Milwaukee has come out with their new M18 Top-Off (model 2846-20), a 175W power supply that allows you to tap into their Li-ion cordless power tool batteries in new ways.
This is Milwaukee’s first M18 cordless battery power supply to feature a 120V AC receptacle and also a USB C port.
Here are the 3 main selling points:
- Faster Device Charging
- Simultaneous Power
- Portable Power, Anywhere
Milwaukee Top-Off Features & Specs
- USB-C PD port (45W max output)
- USB-A port (2.4A max output)
- 120V AC receptacle (175W max output)
- Separate on/off buttons for USB and AC ports
- Adjustable rafter hook
- Fits ALL M18 batteries
- Weighs 0.8 lbs (bare tool)
Here’s a look at the top interface.
On/off buttons for the USB ports might not seem like a big deal, until you use other brands’ adapters and find that they’ll drain your battery even if nothing is plugged in.
The new Milwaukee Top-Off is designed as a multi device charger, for charging whatever it is you need recharged.
It’s got a rafter hook, too.
Here. the Top-Off is shown attached to the side of a work cart.
Milwaukee emphasizes that the Top-Off can power small devices and electronics, but is not intended for use with power tools or kitchen appliances.
It’s also not compatible with their M12 heated jackets or other gear, likely due to its size, but possibly also because of the air vents. Not that anyone would really try to stash this in their heated jacket pocket, right?
You get up to 75% device charging compared to conventional wall chargers, thanks to the USB-C PD (power delivery) protocol.
You get faster simultaneous power, thanks to the Top-Off’s ability to power each port all at the same time.
This chart shows approximate runtime and charging capabilities for the Top-Off when paired with different Milwaukee M18 batteries, ranging from compact 2.0Ah to HD 12.0Ah.
Here’s how it looks with an XC 8.0Ah battery.
Or with an HD 12.0Ah battery.
And finally, with a compact 2.0Ah battery.
Here is a handy “what can it do?” reference chart that Milwaukee put together for all of their M12 and M18 power ports and chargers.
Milwaukee Tool emphasizes that each port on the M18 Top-Off maintains full power even when every one is in use.
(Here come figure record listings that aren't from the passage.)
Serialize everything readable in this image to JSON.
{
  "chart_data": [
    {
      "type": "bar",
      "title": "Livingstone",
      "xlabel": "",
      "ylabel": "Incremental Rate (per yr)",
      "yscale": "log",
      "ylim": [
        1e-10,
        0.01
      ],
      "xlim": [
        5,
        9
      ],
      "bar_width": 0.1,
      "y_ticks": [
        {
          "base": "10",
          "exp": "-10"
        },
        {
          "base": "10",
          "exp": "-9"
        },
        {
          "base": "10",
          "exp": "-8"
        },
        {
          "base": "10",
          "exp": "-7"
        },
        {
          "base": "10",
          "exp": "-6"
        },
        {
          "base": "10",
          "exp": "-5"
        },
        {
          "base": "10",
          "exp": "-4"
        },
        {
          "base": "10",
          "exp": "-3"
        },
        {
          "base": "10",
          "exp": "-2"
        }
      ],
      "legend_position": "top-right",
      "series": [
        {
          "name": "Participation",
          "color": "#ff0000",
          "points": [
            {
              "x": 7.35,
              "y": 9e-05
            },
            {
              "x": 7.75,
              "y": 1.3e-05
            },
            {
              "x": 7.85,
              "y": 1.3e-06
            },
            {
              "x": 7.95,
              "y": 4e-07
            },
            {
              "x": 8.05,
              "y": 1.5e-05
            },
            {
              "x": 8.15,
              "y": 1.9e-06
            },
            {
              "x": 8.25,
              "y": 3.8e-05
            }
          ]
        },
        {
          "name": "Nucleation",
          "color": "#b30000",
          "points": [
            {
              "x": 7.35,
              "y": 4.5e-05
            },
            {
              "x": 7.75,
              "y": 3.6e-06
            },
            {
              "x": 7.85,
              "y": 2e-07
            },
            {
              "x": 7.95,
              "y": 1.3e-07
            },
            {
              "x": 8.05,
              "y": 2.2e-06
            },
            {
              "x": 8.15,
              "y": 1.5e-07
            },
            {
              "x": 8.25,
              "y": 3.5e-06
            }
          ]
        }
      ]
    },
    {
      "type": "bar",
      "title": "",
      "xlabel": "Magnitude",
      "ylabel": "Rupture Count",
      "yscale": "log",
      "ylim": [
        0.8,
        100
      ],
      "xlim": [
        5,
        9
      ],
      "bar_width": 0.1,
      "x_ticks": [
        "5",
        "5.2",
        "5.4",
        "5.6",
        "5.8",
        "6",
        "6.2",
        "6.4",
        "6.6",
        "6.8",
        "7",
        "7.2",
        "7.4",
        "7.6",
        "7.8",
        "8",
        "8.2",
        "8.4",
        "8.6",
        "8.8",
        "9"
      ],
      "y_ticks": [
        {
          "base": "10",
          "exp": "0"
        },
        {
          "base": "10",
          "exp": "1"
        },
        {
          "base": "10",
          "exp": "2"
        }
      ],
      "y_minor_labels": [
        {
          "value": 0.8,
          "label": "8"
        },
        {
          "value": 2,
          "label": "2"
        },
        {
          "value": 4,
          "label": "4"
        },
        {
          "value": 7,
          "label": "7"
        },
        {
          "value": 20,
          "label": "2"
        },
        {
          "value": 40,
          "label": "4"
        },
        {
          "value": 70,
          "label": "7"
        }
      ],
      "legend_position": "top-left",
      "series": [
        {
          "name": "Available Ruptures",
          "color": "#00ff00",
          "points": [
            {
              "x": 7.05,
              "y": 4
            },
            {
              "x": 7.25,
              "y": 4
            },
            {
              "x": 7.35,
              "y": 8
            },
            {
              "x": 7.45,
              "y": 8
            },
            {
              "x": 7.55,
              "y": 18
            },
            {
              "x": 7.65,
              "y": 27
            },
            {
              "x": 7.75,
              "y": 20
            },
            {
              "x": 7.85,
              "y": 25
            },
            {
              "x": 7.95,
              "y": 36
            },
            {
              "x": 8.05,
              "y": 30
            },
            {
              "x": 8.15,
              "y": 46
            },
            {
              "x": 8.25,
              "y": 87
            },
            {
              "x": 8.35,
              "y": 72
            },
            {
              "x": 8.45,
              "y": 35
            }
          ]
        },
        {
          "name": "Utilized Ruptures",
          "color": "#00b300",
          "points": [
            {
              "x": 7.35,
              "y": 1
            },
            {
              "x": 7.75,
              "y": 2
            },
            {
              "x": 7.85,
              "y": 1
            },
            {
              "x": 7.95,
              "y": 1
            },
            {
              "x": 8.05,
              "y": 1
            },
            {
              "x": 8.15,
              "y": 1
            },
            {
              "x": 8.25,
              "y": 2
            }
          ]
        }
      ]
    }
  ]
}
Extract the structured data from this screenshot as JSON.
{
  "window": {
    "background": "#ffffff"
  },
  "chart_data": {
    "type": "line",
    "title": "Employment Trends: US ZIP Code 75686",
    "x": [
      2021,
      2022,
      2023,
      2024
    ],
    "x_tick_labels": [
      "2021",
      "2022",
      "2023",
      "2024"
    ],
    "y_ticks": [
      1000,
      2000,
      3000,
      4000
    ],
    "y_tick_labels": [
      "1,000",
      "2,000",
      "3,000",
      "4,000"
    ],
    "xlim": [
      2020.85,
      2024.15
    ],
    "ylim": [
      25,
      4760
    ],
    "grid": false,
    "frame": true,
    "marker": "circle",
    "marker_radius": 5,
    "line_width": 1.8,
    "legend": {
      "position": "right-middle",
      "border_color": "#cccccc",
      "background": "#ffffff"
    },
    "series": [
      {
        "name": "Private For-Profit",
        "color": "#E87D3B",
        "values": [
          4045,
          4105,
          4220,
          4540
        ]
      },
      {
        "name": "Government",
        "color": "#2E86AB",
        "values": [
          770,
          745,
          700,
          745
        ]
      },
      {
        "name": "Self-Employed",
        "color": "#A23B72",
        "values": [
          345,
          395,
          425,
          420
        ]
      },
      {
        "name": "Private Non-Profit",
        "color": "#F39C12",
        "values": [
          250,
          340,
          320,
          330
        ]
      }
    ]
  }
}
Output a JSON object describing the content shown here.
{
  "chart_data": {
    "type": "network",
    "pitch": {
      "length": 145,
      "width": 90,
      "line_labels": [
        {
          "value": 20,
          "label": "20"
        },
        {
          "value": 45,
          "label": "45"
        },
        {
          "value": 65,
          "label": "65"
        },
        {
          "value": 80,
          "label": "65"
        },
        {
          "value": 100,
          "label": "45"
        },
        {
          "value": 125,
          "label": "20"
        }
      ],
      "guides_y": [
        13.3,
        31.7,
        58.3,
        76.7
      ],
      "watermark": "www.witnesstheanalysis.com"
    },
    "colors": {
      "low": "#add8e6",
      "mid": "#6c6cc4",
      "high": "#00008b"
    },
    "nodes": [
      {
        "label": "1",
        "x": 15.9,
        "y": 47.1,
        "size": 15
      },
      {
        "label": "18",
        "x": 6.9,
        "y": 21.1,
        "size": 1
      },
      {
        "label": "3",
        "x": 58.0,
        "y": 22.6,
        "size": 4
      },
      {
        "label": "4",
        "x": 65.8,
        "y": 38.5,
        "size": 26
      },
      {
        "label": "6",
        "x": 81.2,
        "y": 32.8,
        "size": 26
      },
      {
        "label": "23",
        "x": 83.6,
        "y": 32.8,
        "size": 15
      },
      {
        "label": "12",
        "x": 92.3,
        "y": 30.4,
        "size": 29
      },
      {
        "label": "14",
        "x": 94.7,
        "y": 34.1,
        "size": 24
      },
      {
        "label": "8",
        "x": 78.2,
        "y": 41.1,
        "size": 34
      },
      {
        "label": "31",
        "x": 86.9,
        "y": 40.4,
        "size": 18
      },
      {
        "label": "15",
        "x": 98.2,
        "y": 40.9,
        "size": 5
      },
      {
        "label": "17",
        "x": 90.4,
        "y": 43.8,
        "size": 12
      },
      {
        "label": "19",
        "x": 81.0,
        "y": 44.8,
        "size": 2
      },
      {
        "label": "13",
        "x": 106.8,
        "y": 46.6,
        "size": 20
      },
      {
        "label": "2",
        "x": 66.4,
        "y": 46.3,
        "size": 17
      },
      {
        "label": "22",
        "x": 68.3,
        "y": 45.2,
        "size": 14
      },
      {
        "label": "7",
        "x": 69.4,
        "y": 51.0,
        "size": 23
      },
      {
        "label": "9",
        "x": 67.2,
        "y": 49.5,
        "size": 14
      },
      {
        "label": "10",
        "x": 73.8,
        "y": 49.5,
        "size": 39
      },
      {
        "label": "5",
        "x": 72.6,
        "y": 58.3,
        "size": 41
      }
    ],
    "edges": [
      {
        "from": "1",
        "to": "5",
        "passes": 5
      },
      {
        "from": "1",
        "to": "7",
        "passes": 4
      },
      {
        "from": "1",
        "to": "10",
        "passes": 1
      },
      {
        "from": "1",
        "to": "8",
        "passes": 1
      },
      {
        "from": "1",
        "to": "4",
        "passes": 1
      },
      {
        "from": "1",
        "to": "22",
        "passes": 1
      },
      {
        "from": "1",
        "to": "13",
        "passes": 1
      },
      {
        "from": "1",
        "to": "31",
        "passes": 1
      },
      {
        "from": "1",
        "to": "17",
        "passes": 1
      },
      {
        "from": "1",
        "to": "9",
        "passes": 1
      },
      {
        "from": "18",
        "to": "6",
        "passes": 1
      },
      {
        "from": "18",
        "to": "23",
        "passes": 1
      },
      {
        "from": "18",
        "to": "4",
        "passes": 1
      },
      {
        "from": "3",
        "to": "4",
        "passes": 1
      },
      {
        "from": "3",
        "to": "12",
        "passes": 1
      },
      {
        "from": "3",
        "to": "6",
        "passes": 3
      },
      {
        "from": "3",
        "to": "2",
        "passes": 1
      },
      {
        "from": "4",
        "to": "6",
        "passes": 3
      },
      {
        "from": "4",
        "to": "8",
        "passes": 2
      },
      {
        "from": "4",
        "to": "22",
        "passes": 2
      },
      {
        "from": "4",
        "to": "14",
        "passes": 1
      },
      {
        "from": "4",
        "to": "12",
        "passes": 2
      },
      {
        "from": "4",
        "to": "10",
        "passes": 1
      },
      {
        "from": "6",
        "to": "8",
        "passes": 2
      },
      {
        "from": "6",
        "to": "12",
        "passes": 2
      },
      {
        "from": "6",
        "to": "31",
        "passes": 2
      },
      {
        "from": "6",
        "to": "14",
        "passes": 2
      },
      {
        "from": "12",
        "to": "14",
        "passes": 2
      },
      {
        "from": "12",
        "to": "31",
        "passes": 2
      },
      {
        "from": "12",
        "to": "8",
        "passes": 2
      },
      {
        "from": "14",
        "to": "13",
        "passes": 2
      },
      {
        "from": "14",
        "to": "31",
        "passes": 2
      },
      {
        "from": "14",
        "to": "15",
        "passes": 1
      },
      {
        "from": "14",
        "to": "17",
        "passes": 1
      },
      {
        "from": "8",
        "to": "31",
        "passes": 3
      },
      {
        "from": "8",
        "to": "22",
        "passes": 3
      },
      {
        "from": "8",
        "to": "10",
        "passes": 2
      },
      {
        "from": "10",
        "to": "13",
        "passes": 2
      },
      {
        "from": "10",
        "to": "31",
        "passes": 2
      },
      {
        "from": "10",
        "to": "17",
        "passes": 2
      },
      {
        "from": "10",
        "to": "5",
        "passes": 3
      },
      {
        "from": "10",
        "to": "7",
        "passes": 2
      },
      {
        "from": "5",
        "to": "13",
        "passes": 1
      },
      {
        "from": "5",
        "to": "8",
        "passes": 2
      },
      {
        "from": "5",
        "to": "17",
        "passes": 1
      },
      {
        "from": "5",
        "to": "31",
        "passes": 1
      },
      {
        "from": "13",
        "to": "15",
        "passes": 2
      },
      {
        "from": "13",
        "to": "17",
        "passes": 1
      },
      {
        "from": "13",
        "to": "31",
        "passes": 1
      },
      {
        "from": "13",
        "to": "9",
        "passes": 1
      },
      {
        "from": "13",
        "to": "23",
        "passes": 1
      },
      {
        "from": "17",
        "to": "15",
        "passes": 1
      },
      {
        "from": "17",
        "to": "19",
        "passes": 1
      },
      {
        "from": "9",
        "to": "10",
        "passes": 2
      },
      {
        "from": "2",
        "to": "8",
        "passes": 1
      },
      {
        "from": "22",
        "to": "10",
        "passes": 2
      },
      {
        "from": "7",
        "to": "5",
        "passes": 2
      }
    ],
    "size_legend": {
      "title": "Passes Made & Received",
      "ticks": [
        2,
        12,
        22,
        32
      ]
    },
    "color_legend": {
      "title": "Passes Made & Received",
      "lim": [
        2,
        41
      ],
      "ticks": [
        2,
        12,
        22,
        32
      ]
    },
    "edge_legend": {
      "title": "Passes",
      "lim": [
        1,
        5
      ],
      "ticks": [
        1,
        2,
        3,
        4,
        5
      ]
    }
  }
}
For example, you can power your laptop while the USB-A and USB-C ports are in-use recharging other devices.
Most other multi-port chargers distribute their maximum charging rate across several ports, and so you encounter longer charging rates if more than one device is plugged in. Not so with the Top-Off, hence their faster simultaneous power claims.
Here is what is quite possibly the biggest selling point of the Top-Off:
Users can instantly set up a mobile workstation or keep electronics securely within eyeshot, rather than making frequent trips to a wall outlet.
The rafter hook adds to its versatility.
Price: $99 for the bare tool
ETA: November 2020
The new Milwaukee Top-Off seems to be a very capable portable multi-port M18 power adapter.
I’m very eager for a larger multiple battery AC power station, but this seems like a very convenient adapter for those who want an AC port or USB-C PD charging capabilities.
Perhaps a future version might feature a built-in LED worklight or additional USB-C ports in lieu of the AC port?
I’m glad that the USB ports are covered – I’ve had problems with my previous USB-C smartphone not charging properly due to dust accumulating and compacting in the “waterproof” charging port over time. If you’re worried about sawdust or other jobsite dust falling into the AC port, child safety covers are cheap prevention – $4 buys you a 30 pack via Amazon.
How Does it Compare?
There aren’t a lot of battery-powered multi-port and AC port adapters out there. Perhaps the closest comparison to the Milwaukee M18 Top-Off is the Anker Powerhouse 200. Let’s take a look at that model, for context.
It features 213Wh of charge capacity, or nearly the equivalent of a Milwaukee M18 HD 12.0Ah battery (216 Wh).
The Anker has more ports – a 12V auto DC port and a second USB-A port. Its USB-C port can deliver 30W max, and its USB-A ports 15W max (likely combined). Its AC port can deliver 100W max, and its car outlet port 60W max. All together, the Anker can deliver a maximum power output of 100W.
The Anker has a display and polished consumer-friendly enclosure. It recharges via included AC adapter, optional USB-C PD charger, or optional DC output solar charger.
The Milwaukee Top-Off can deliver 175W via AC, 45W via USB-C PD, and 2.4A via USB-A (~12W). So that’s a max output of ~232W. The pricing is very different – $260 for the Anker and $99 for the Top-Off plus the price of whatever M18 battery you want to power it with.
Overall, I’d say that the Top-Off seems like a nicely balanced jobsite-friendly design.